Obedience: They aren’t aggressive like their ancestors, yet, a lack of proper training on manners and discipline could turn a calm dog aggressive in no time. Hence, teach your Boston terrier to follow commands, some of the basic ones first like ‘Stop’ and ‘Stay,’ to help it grow into a well-mannered dog.
Feed the Boston terrier good quality dry dog food containing adequate protein, minerals, carbohydrates, and vitamins. Do not pamper them with too many treats as in this way; you would be doing more harm than good. They are brachycephalic breeds, and obesity is one of the triggers that could result in breathing difficulties. Hence, giving these dogs a nutritious but measured diet is essential.

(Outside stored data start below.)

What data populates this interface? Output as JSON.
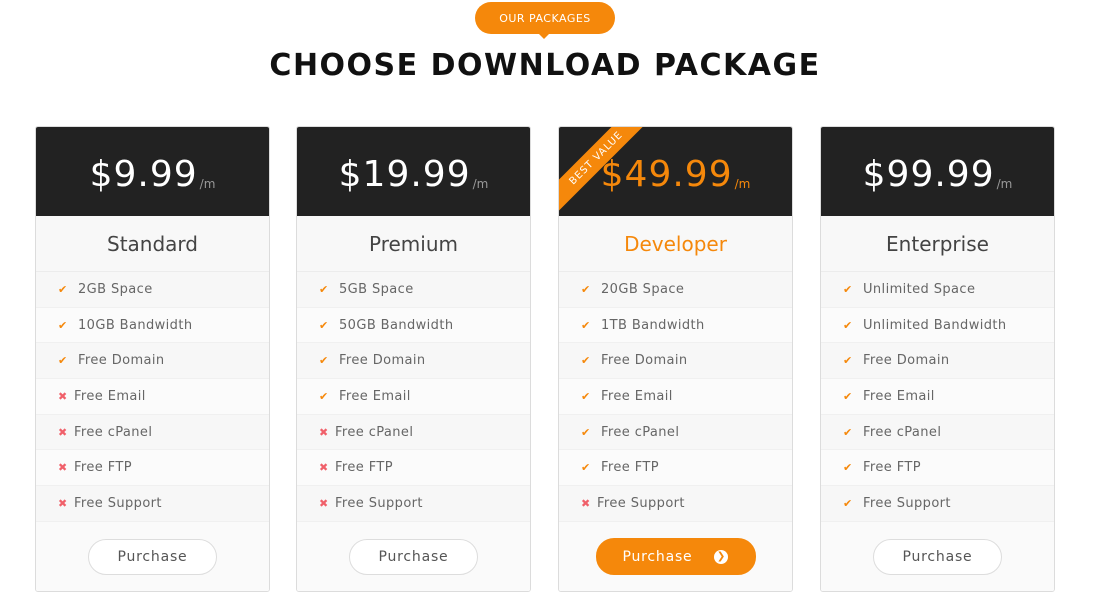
{
  "header": {
    "badge": "OUR PACKAGES",
    "title": "CHOOSE DOWNLOAD PACKAGE"
  },
  "colors": {
    "accent": "#f5880b",
    "dark": "#222222",
    "cross": "#f0606a"
  },
  "plans": [
    {
      "price": "$9.99",
      "period": "/m",
      "name": "Standard",
      "button": "Purchase",
      "features": [
        {
          "label": "2GB Space",
          "included": true
        },
        {
          "label": "10GB Bandwidth",
          "included": true
        },
        {
          "label": "Free Domain",
          "included": true
        },
        {
          "label": "Free Email",
          "included": false
        },
        {
          "label": "Free cPanel",
          "included": false
        },
        {
          "label": "Free FTP",
          "included": false
        },
        {
          "label": "Free Support",
          "included": false
        }
      ]
    },
    {
      "price": "$19.99",
      "period": "/m",
      "name": "Premium",
      "button": "Purchase",
      "features": [
        {
          "label": "5GB Space",
          "included": true
        },
        {
          "label": "50GB Bandwidth",
          "included": true
        },
        {
          "label": "Free Domain",
          "included": true
        },
        {
          "label": "Free Email",
          "included": true
        },
        {
          "label": "Free cPanel",
          "included": false
        },
        {
          "label": "Free FTP",
          "included": false
        },
        {
          "label": "Free Support",
          "included": false
        }
      ]
    },
    {
      "price": "$49.99",
      "period": "/m",
      "name": "Developer",
      "button": "Purchase",
      "ribbon": "BEST VALUE",
      "featured": true,
      "features": [
        {
          "label": "20GB Space",
          "included": true
        },
        {
          "label": "1TB Bandwidth",
          "included": true
        },
        {
          "label": "Free Domain",
          "included": true
        },
        {
          "label": "Free Email",
          "included": true
        },
        {
          "label": "Free cPanel",
          "included": true
        },
        {
          "label": "Free FTP",
          "included": true
        },
        {
          "label": "Free Support",
          "included": false
        }
      ]
    },
    {
      "price": "$99.99",
      "period": "/m",
      "name": "Enterprise",
      "button": "Purchase",
      "features": [
        {
          "label": "Unlimited Space",
          "included": true
        },
        {
          "label": "Unlimited Bandwidth",
          "included": true
        },
        {
          "label": "Free Domain",
          "included": true
        },
        {
          "label": "Free Email",
          "included": true
        },
        {
          "label": "Free cPanel",
          "included": true
        },
        {
          "label": "Free FTP",
          "included": true
        },
        {
          "label": "Free Support",
          "included": true
        }
      ]
    }
  ]
}
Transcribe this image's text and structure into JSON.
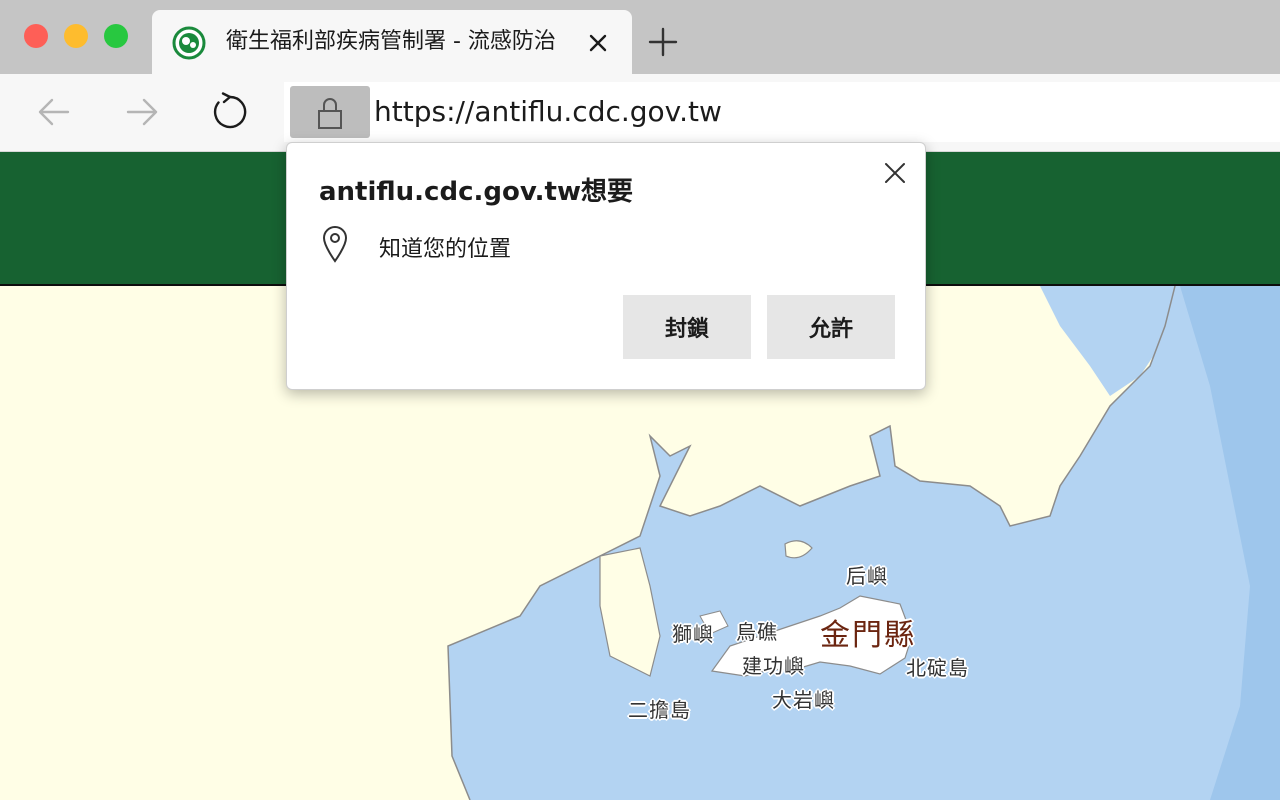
{
  "browser": {
    "tab": {
      "title": "衛生福利部疾病管制署 - 流感防治",
      "favicon": "cdc-logo-icon",
      "close_icon": "close-icon"
    },
    "new_tab_icon": "plus-icon",
    "nav": {
      "back_icon": "arrow-left-icon",
      "forward_icon": "arrow-right-icon",
      "reload_icon": "reload-icon"
    },
    "address": {
      "lock_icon": "lock-icon",
      "url": "https://antiflu.cdc.gov.tw"
    }
  },
  "permission_prompt": {
    "title": "antiflu.cdc.gov.tw想要",
    "permission_icon": "location-pin-icon",
    "permission_text": "知道您的位置",
    "block_label": "封鎖",
    "allow_label": "允許",
    "close_icon": "close-icon"
  },
  "page": {
    "header_color": "#176231",
    "map": {
      "labels": {
        "county": "金門縣",
        "houyu": "后嶼",
        "shiyu": "獅嶼",
        "wuqiu": "烏礁",
        "jiangong": "建功嶼",
        "beiding": "北碇島",
        "dadan": "大岩嶼",
        "erdan": "二擔島"
      },
      "colors": {
        "land": "#fffee6",
        "sea": "#b3d3f2",
        "deep_sea": "#9ec6ec",
        "island": "#ffffff"
      }
    }
  }
}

- Bruschi a Boston terrier holds the Guinness Book of World Records for being the canine with the largest eyes, reaching 28 mm. The entry was submitted by her owner Victoria Reed in 2012, a high school student then.
- Rhett, the Boston terrier, is Boston University’s official mascot from 1922 onwards.
- It has also been Massachusetts’ Official State Dog since 1979.
- Helen Keller owned a Boston terrier named Phiz Keller, gifted to her by one of her classmates during her Radcliffe College days. Phiz was her most trusted companion attending lectures with her and patiently waiting in college to get back home with Keller.
- The Boston Terrier Museum housed in Floydada, Texas, founded in 2007, has a unique collection of over 3000 artifacts of this breed.
Both these brachycephalic breeds could look closely similar because of their flat face. Yet both have noticeable physical differences. The Boston terrier appears taller and leaner than the short and stocky-statured French bulldog. The Boston terriers are easier to pick than the Frenchies.
Though bred as working and fighting dogs in the past, they gradually developed into companion breeds.
The miniature or teacup Boston terrier is the downsized counterpart of the standard breed. They weigh below 10 pounds and measure about 12-15 inches. Though breeders developed such mini dogs for popularity, the miniaturization process has resulted in several health problems in the miniature Boston terriers.